New Leaf Paper has made high-quality recycled paper since the 1990s in the hopes of inspiring a fundamental shift toward
environmental responsibility in the paper industry. But for a long time their product lines of coated, uncoated, and board grade papers were only offered wholesale, so even if their example was shining, their impact was subdued. As brand partners since 2007, the Willoughby Innovation Lab helped bring New Leaf to the mainstream, making it the first 100% recycled paper offered in major retailers like Office Depot.
NO SCREAMING GREEN
The majority of New Leaf Paper products use 100% post-consumer fiber, far higher than the industry standard of 30% post-consumer fiber found in most recycled products. Processing is chlorine-free, and in addition, New Leaf has another line of paper from Costa Rica that uses byproducts from banana and palm tree farming. Packaging also encourages consumers to recycle.
New Leaf wanted to make its debut to a wider audience by creating
a 100% recycled line of notebooks equal in quality, paper brightness
and weight to virgin paper. Since there would be no discernable difference betwen the papers, the designers decided on a strategy of producing a stylish product that just happened to
be green. “Just because a notebook contains recycled paper doesn’t mean it has to
scream “THE WORLD WILL END IF YOU DON’T RECYCLE” across the front
cover,” says design director Zack Shubkagel. “A little subtlety goes a long way.”
BACK TO SCHOOL
Launching the new line put the team from Willoughby Innovation Lab in front of some of their most discerning consumers: Students aged 12-18. Working closely with New Leaf brand manager Winette Winston, the designers employed ethnographic studies and focus groups and the findings suggested that this age group was, in fact, not comfortable wearing
green on their sleeves. “They wished to quietly support a more
environmentally responsible product but feared blasting that to the
world on the cover of their notebooks,” says principal Ann Willoughby.
In designing the brand, the designers took a fashion approach: They eschewed “green” notebooks for normal-looking ones that happened to be eco-friendly, then added cool designs or different colors to stand out on the shelves. Taking the iconic black-and-white splotches of the traditional composition notebook, the designers reinterpreted it using a macro crop of a leaf’s veins. The leaf-pattern composition became a top seller at Office Depot.
While New Leaf’s products don’t overtly say green, the designers we able to play with the available graphic space on the notebooks to provide more information about its sustainable production. The designers used the inside front cover of all notebooks to deliver a consumer reinterpretation of New Leaf’s Eco-Audit, a set of facts and information previously provided to their wholesale business to designers and printers. “The consumer version puts the environmental savings into laymen’s terms and tries to communicate the abstract nature of recycling and post-consumer waste,” says Shubkagel. “This education serves to make consumers smarter, and encourages other products to be more accountable.”

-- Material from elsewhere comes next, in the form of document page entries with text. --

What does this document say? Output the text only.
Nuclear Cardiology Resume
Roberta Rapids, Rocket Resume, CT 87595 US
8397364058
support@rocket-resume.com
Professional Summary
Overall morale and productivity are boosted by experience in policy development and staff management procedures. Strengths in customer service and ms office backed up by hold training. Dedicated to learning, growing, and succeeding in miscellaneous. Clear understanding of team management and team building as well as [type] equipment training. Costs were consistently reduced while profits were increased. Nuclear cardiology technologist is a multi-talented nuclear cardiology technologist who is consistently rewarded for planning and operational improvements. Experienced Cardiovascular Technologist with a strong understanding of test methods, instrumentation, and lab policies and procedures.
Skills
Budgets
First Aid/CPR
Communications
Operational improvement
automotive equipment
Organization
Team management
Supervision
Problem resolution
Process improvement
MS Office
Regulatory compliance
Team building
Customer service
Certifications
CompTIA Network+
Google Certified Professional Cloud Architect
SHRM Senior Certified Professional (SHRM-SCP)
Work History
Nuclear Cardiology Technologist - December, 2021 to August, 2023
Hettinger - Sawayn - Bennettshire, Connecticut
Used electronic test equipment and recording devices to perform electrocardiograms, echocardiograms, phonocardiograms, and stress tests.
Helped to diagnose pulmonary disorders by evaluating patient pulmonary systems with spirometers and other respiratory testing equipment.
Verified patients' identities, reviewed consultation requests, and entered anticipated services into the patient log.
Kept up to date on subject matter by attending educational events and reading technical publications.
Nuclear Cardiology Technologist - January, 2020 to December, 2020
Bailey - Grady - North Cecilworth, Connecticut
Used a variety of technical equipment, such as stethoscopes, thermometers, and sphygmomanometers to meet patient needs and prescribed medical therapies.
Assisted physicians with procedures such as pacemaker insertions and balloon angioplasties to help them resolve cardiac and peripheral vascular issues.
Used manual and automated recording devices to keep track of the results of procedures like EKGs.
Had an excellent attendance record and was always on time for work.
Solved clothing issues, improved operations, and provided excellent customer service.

It was Jeff Mendelsohn, founder and CEO of New Leaf Paper, who pushed the envelope even more in sourcing, forming a partnership with the the organic food company Annie’s Homegrown to repurpose its unused make-ready press
sheets from their packaging into the Foundspace line of journals. Detachable and reusable keychain rings allow for
easy disassembly and recycling of the book. The designers also added a reuse factor for notoriously one-timer stationery items with a new take on the traditional greeting card. The Karma Card has two lives, first as a greeting card, then–by perforating the cover of the card–the recipient can forward the card to another person as
Since the Office Depot launch in fall of 2007, and an additional launch at Whole Foods in summer 2008, New Leaf has gone head-to-head with mainstream brands. An extensive new line of New Leaf products launched nationwide in Target stores this month including social stationery, art paper, premium paper, back-to-school notebooks, journals, fashion notebooks, composition books and products like the Foundspace journals and Karma Cards–none of it employing the “green guilt” that the designers saw so often in competing categories sharing shelf space.
But for all its sustainable features, the price point for the New Leaf
comes in a bit higher than conventional papers–more fashion than commodity. While this presented a
challenge for the designers to deliver higher quality work at a lower budget, they took the opportunity to examine their own productivity and manage their
time more efficiently while working on the project. “More proof that you don’t have to sacrifice style and convenience to make responsible choices,” says Willoughby. “That’s our favorite part.”